The album’s opener and breakout single, “One Crowded Hour,” begins with its gentle guitars and quiet piano opening, then builds and builds and builds, anchored by its enthralling chorus:
“But for one crowded hour you were the only one in the room/I sailed around all those bumps in the night to your beacon in the gloom/I thought I had found my golden September in the middle of that purple June/But one crowded hour would lead to my wreck and ruin.”
Often misperceived as a love song, the track stems from a rather unlikely inspiration.
“I was house sitting for a friend, another Australian songwriter,” he recalls, “and she has this wonderful house full of books and vinyl. At the same time, I was reading a book called One Crowded Hour, which is a biography of a wartime correspondent, a cameraman named Neil Davis. He lived an extraordinary life and was unfortunately killed in a relatively harmless infraction, where he quite famously filmed his own death when his camera dropped in front of him and was still rolling. It’s an amazing book. The song itself, that’s the best way I can describe where it came from. It’s a song with three very distinct verses and each verse seems to tell its own story.”
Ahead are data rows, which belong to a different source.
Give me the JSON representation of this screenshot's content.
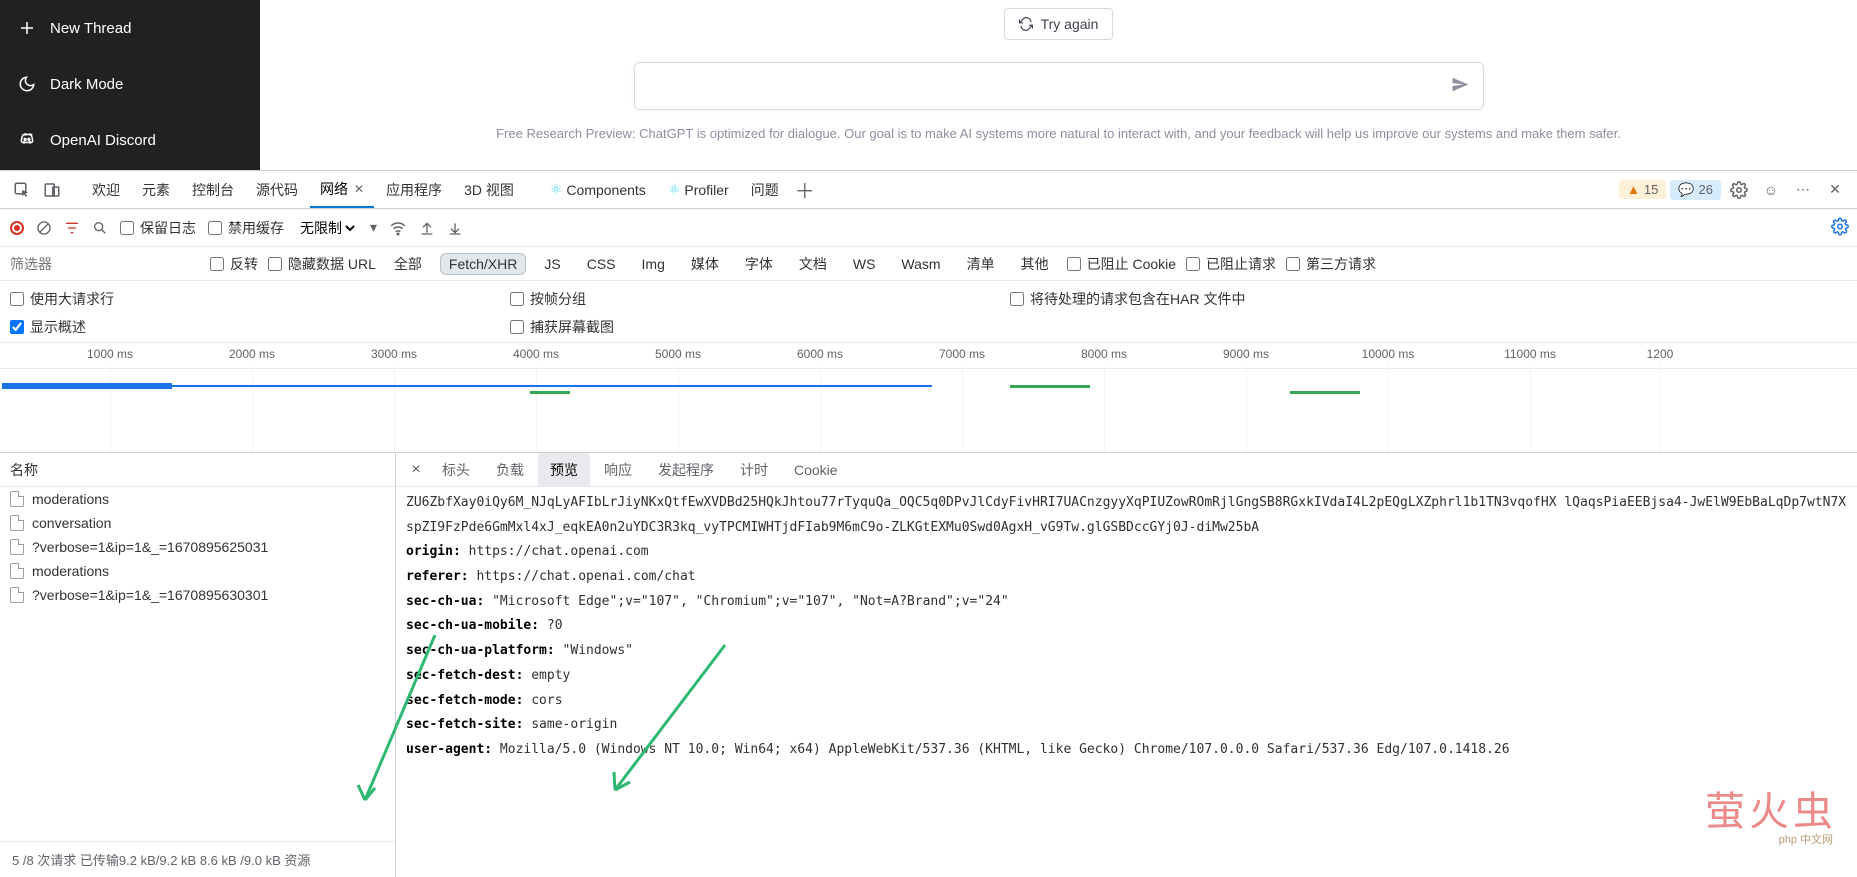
{
  "sidebar": {
    "new_thread": "New Thread",
    "dark_mode": "Dark Mode",
    "discord": "OpenAI Discord"
  },
  "chat": {
    "try_again": "Try again",
    "preview": "Free Research Preview: ChatGPT is optimized for dialogue. Our goal is to make AI systems more natural to interact with, and your feedback will help us improve our systems and make them safer."
  },
  "devtools_tabs": {
    "welcome": "欢迎",
    "elements": "元素",
    "console": "控制台",
    "sources": "源代码",
    "network": "网络",
    "application": "应用程序",
    "view3d": "3D 视图",
    "components": "Components",
    "profiler": "Profiler",
    "issues": "问题"
  },
  "badges": {
    "warn": "15",
    "info": "26"
  },
  "toolbar": {
    "preserve_log": "保留日志",
    "disable_cache": "禁用缓存",
    "throttle": "无限制"
  },
  "filter": {
    "placeholder": "筛选器",
    "invert": "反转",
    "hide_data": "隐藏数据 URL",
    "types": [
      "全部",
      "Fetch/XHR",
      "JS",
      "CSS",
      "Img",
      "媒体",
      "字体",
      "文档",
      "WS",
      "Wasm",
      "清单",
      "其他"
    ],
    "blocked_cookies": "已阻止 Cookie",
    "blocked_requests": "已阻止请求",
    "third_party": "第三方请求"
  },
  "options": {
    "large_rows": "使用大请求行",
    "show_overview": "显示概述",
    "group_by_frame": "按帧分组",
    "screenshots": "捕获屏幕截图",
    "include_har": "将待处理的请求包含在HAR 文件中"
  },
  "timeline": {
    "ticks": [
      "1000 ms",
      "2000 ms",
      "3000 ms",
      "4000 ms",
      "5000 ms",
      "6000 ms",
      "7000 ms",
      "8000 ms",
      "9000 ms",
      "10000 ms",
      "11000 ms",
      "1200"
    ]
  },
  "requests": {
    "header": "名称",
    "items": [
      "moderations",
      "conversation",
      "?verbose=1&ip=1&_=1670895625031",
      "moderations",
      "?verbose=1&ip=1&_=1670895630301"
    ],
    "status": "5 /8 次请求  已传输9.2 kB/9.2 kB  8.6 kB /9.0 kB 资源"
  },
  "detail_tabs": {
    "headers": "标头",
    "payload": "负载",
    "preview": "预览",
    "response": "响应",
    "initiator": "发起程序",
    "timing": "计时",
    "cookies": "Cookie"
  },
  "headers": {
    "token_frag": "ZU6ZbfXay0iQy6M_NJqLyAFIbLrJiyNKxQtfEwXVDBd25HQkJhtou77rTyquQa_OQC5q0DPvJlCdyFivHRI7UACnzgyyXqPIUZowROmRjlGngSB8RGxkIVdaI4L2pEQgLXZphrl1b1TN3vqofHX lQaqsPiaEEBjsa4-JwElW9EbBaLqDp7wtN7XspZI9FzPde6GmMxl4xJ_eqkEA0n2uYDC3R3kq_vyTPCMIWHTjdFIab9M6mC9o-ZLKGtEXMu0Swd0AgxH_vG9Tw.glGSBDccGYj0J-diMw25bA",
    "origin": {
      "k": "origin:",
      "v": "https://chat.openai.com"
    },
    "referer": {
      "k": "referer:",
      "v": "https://chat.openai.com/chat"
    },
    "sec_ch_ua": {
      "k": "sec-ch-ua:",
      "v": "\"Microsoft Edge\";v=\"107\", \"Chromium\";v=\"107\", \"Not=A?Brand\";v=\"24\""
    },
    "sec_ch_ua_mobile": {
      "k": "sec-ch-ua-mobile:",
      "v": "?0"
    },
    "sec_ch_ua_platform": {
      "k": "sec-ch-ua-platform:",
      "v": "\"Windows\""
    },
    "sec_fetch_dest": {
      "k": "sec-fetch-dest:",
      "v": "empty"
    },
    "sec_fetch_mode": {
      "k": "sec-fetch-mode:",
      "v": "cors"
    },
    "sec_fetch_site": {
      "k": "sec-fetch-site:",
      "v": "same-origin"
    },
    "user_agent": {
      "k": "user-agent:",
      "v": "Mozilla/5.0 (Windows NT 10.0; Win64; x64) AppleWebKit/537.36 (KHTML, like Gecko) Chrome/107.0.0.0 Safari/537.36 Edg/107.0.1418.26"
    }
  },
  "watermark": "萤火虫",
  "watermark2": "php 中文网"
}
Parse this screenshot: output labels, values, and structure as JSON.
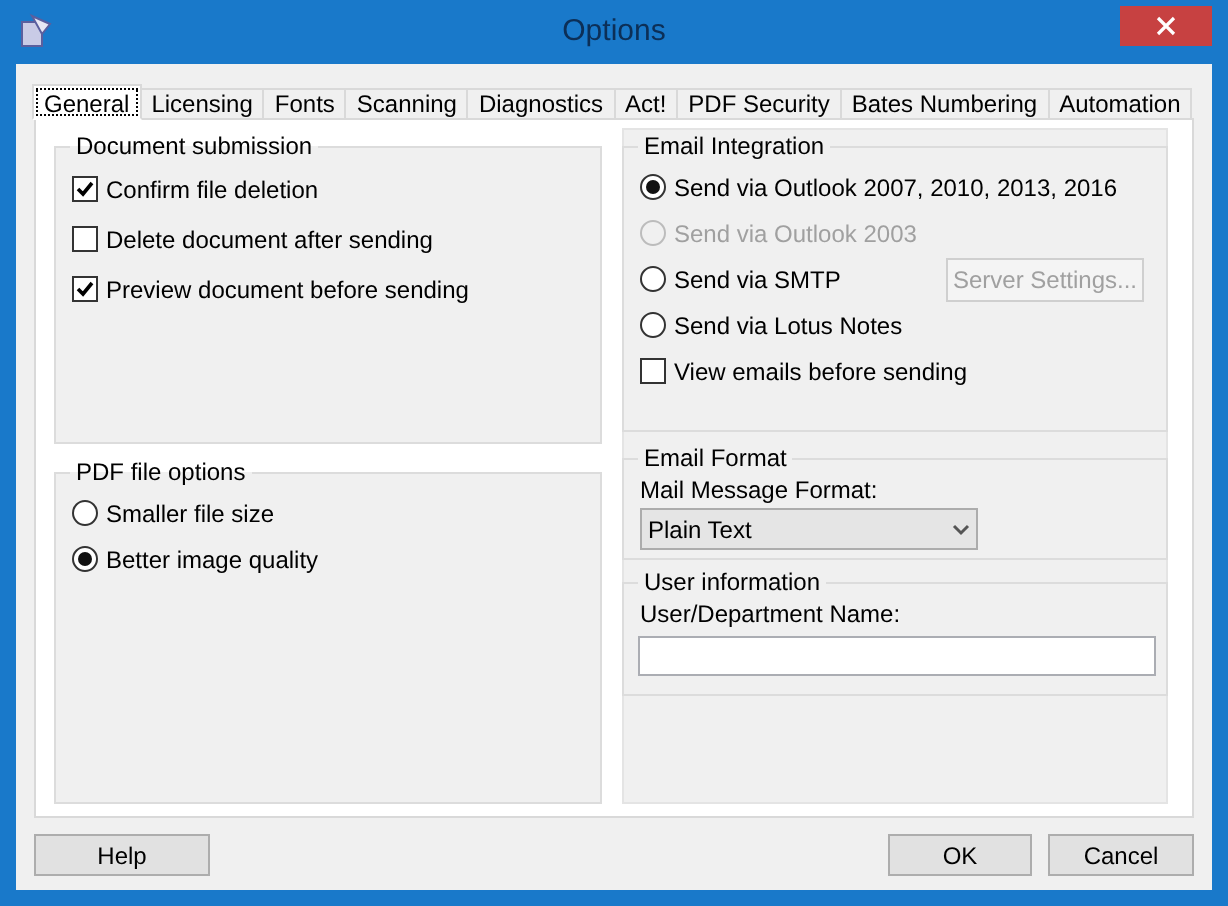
{
  "window": {
    "title": "Options"
  },
  "tabs": [
    {
      "label": "General",
      "selected": true
    },
    {
      "label": "Licensing",
      "selected": false
    },
    {
      "label": "Fonts",
      "selected": false
    },
    {
      "label": "Scanning",
      "selected": false
    },
    {
      "label": "Diagnostics",
      "selected": false
    },
    {
      "label": "Act!",
      "selected": false
    },
    {
      "label": "PDF Security",
      "selected": false
    },
    {
      "label": "Bates Numbering",
      "selected": false
    },
    {
      "label": "Automation",
      "selected": false
    }
  ],
  "document_submission": {
    "title": "Document submission",
    "items": [
      {
        "kind": "checkbox",
        "label": "Confirm file deletion",
        "checked": true
      },
      {
        "kind": "checkbox",
        "label": "Delete document after sending",
        "checked": false
      },
      {
        "kind": "checkbox",
        "label": "Preview document before sending",
        "checked": true
      }
    ]
  },
  "pdf_file_options": {
    "title": "PDF file options",
    "items": [
      {
        "kind": "radio",
        "label": "Smaller file size",
        "selected": false
      },
      {
        "kind": "radio",
        "label": "Better image quality",
        "selected": true
      }
    ]
  },
  "email_integration": {
    "title": "Email Integration",
    "items": [
      {
        "kind": "radio",
        "label": "Send via Outlook 2007, 2010, 2013, 2016",
        "selected": true,
        "disabled": false
      },
      {
        "kind": "radio",
        "label": "Send via Outlook 2003",
        "selected": false,
        "disabled": true
      },
      {
        "kind": "radio",
        "label": "Send via SMTP",
        "selected": false,
        "disabled": false,
        "button": {
          "label": "Server Settings...",
          "disabled": true
        }
      },
      {
        "kind": "radio",
        "label": "Send via Lotus Notes",
        "selected": false,
        "disabled": false
      },
      {
        "kind": "checkbox",
        "label": "View emails before sending",
        "checked": false,
        "disabled": false
      }
    ]
  },
  "email_format": {
    "title": "Email Format",
    "field_label": "Mail Message Format:",
    "value": "Plain Text"
  },
  "user_information": {
    "title": "User information",
    "field_label": "User/Department Name:"
  },
  "buttons": {
    "help": "Help",
    "ok": "OK",
    "cancel": "Cancel"
  }
}
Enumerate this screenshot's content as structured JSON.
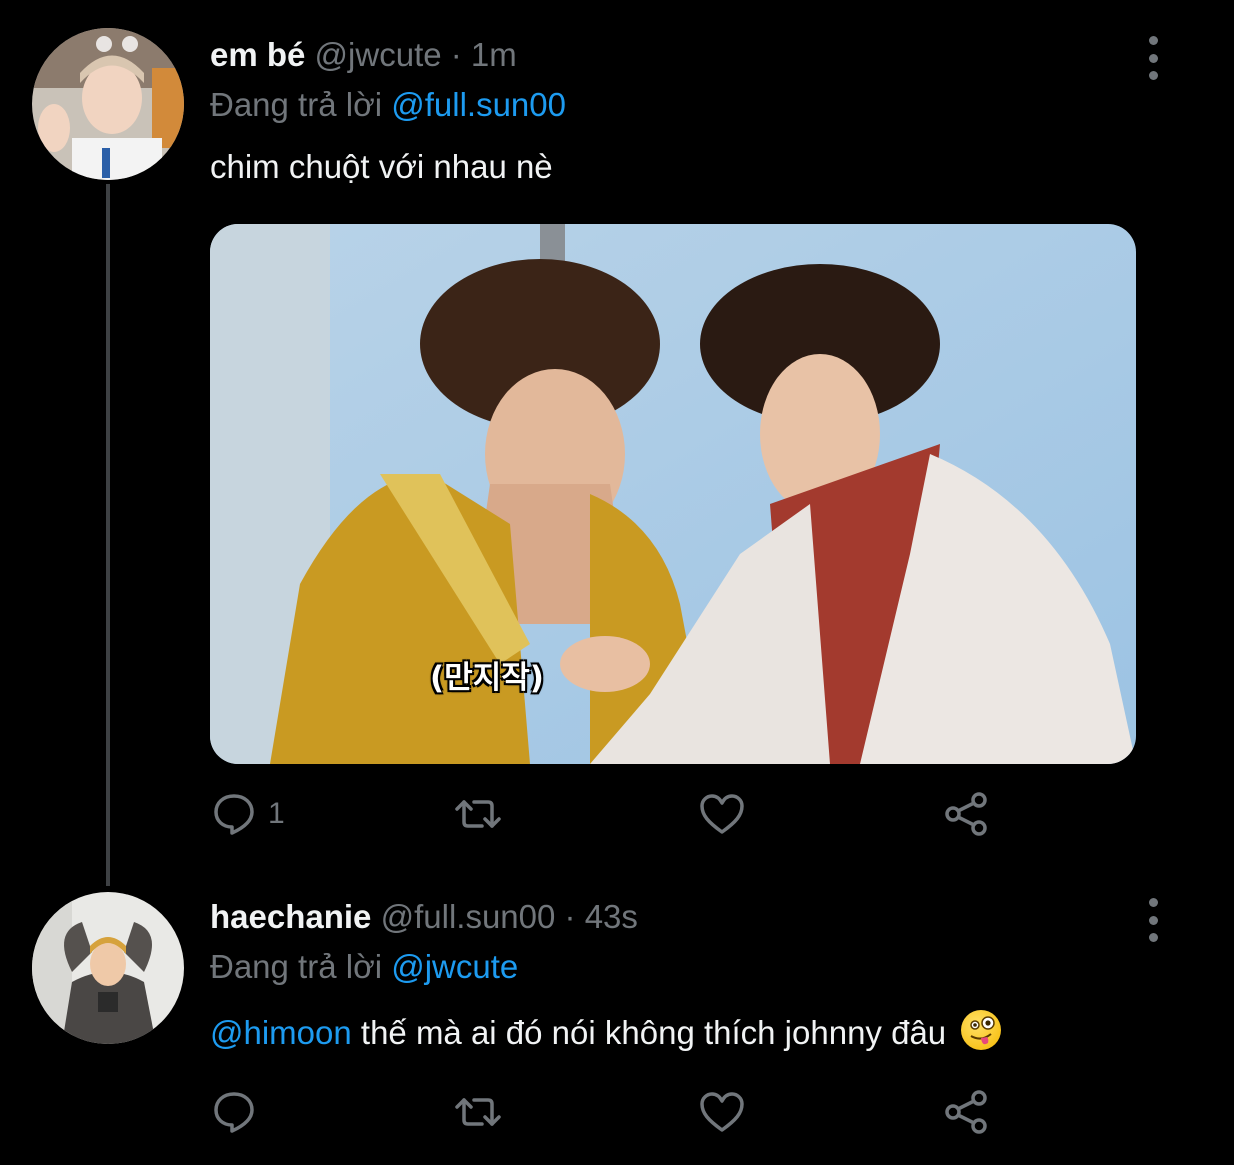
{
  "tweets": [
    {
      "display_name": "em bé",
      "handle": "@jwcute",
      "time": "· 1m",
      "replying_prefix": "Đang trả lời",
      "replying_to": "@full.sun00",
      "text": "chim chuột với nhau nè",
      "media_caption": "(만지작)",
      "reply_count": "1"
    },
    {
      "display_name": "haechanie",
      "handle": "@full.sun00",
      "time": "· 43s",
      "replying_prefix": "Đang trả lời",
      "replying_to": "@jwcute",
      "mention": "@himoon",
      "text": " thế mà ai đó nói không thích johnny đâu",
      "emoji_name": "zany-face-emoji"
    }
  ],
  "colors": {
    "background": "#000000",
    "link": "#1d9bf0",
    "muted": "#71767b"
  },
  "icons": [
    "reply-icon",
    "retweet-icon",
    "like-icon",
    "share-icon",
    "more-options-icon"
  ]
}
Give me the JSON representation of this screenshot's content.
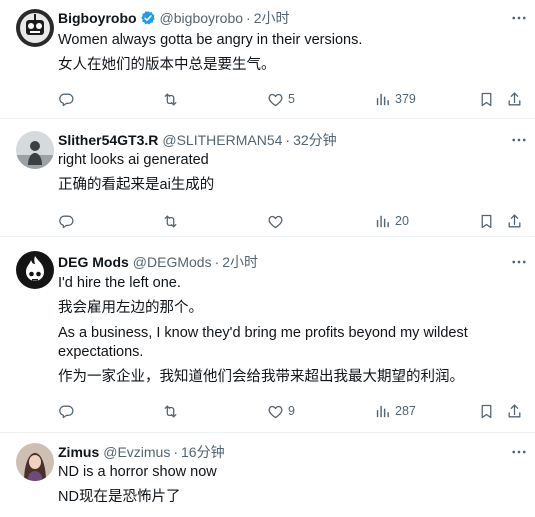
{
  "tweets": [
    {
      "author": "Bigboyrobo",
      "handle": "@bigboyrobo",
      "separator": "·",
      "time": "2小时",
      "verified": true,
      "text_lines": [
        "Women always gotta be angry in their versions.",
        "女人在她们的版本中总是要生气。"
      ],
      "counts": {
        "replies": "",
        "retweets": "",
        "likes": "5",
        "views": "379"
      }
    },
    {
      "author": "Slither54GT3.R",
      "handle": "@SLITHERMAN54",
      "separator": "·",
      "time": "32分钟",
      "verified": false,
      "text_lines": [
        "right looks ai generated",
        "正确的看起来是ai生成的"
      ],
      "counts": {
        "replies": "",
        "retweets": "",
        "likes": "",
        "views": "20"
      }
    },
    {
      "author": "DEG Mods",
      "handle": "@DEGMods",
      "separator": "·",
      "time": "2小时",
      "verified": false,
      "text_lines": [
        "I'd hire the left one.",
        "我会雇用左边的那个。",
        "As a business, I know they'd bring me profits beyond my wildest",
        "expectations.",
        "作为一家企业，我知道他们会给我带来超出我最大期望的利润。"
      ],
      "counts": {
        "replies": "",
        "retweets": "",
        "likes": "9",
        "views": "287"
      }
    },
    {
      "author": "Zimus",
      "handle": "@Evzimus",
      "separator": "·",
      "time": "16分钟",
      "verified": false,
      "text_lines": [
        "ND is a horror show now",
        "ND现在是恐怖片了"
      ],
      "counts": {
        "replies": "",
        "retweets": "",
        "likes": "",
        "views": ""
      }
    }
  ],
  "colors": {
    "text": "#0f1419",
    "muted": "#536471",
    "divider": "#eff3f4",
    "verified": "#1d9bf0"
  },
  "icons": [
    "more-icon",
    "reply-icon",
    "retweet-icon",
    "like-icon",
    "views-icon",
    "bookmark-icon",
    "share-icon",
    "verified-badge-icon"
  ]
}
Even after repeated listening, Moo, You Bloody Choir keeps revealing more and more. There’s the chilling, piano-driven “The Cold Acre” (“There’s a place I’ve been told/and when I grow old I may go there/I’ve been told that my family’s bones may lie under the snow there”), the rousing rocker “Just Passing Through,” the stark, Dylan-esque “Bottle Baby,” and the subtle re-working of the enduring “There Is No Such Place” (originally released on the band’s debut album). And that’s just touching the surface. Thirteen songs deep and there’s not an ounce of filler.
The most compelling attribute to Augie March’s music is Richards’ evocative lyrical imagery. Poetic, heartfelt, wry, and sometimes cryptic, Richards’ lyrics read remarkably well even without music, quite a rare feat for any contemporary rock writing. Perhaps such literate prose should be expected from a band that lifted their name from Saul Bellow’s picaresque novel, The Adventures of Augie March.
“My conception of the singer/songwriter is very much a 70’s conception,” he explains about his lyrical aspirations, “which was generally somebody who wrote strong words, with the words no less a part of the song than the melody and the music. They’re all intertwined. That’s what I’ve always tried to do. For me that means having words that will read on their own quite strongly, not necessarily making a terrible amount of sense, but certainly something that every time I sing a line there’s substance to that line. It’s the only way I can sing so many words.”
Over a decade together and new adventures continue to unfold for Augie March. With the stateside release of Moo, You Bloody Choir, another new chapter begins. “It's very much about starting again,” he says, “and I think we're ready for that.”
And for those discovering Augie March for the first time, what does Richards hope to convey? “Probably the most important thing is that we’re not a band that will let people down if they become attached to us. We deliver interesting records that are designed to stand a certain amount of time, hopefully a long time. Those are the kinds of records that I’ve always loved, the records that reveal themselves very, very slowly. That’s what we always try to do. It means that there’s always something to look forward to.”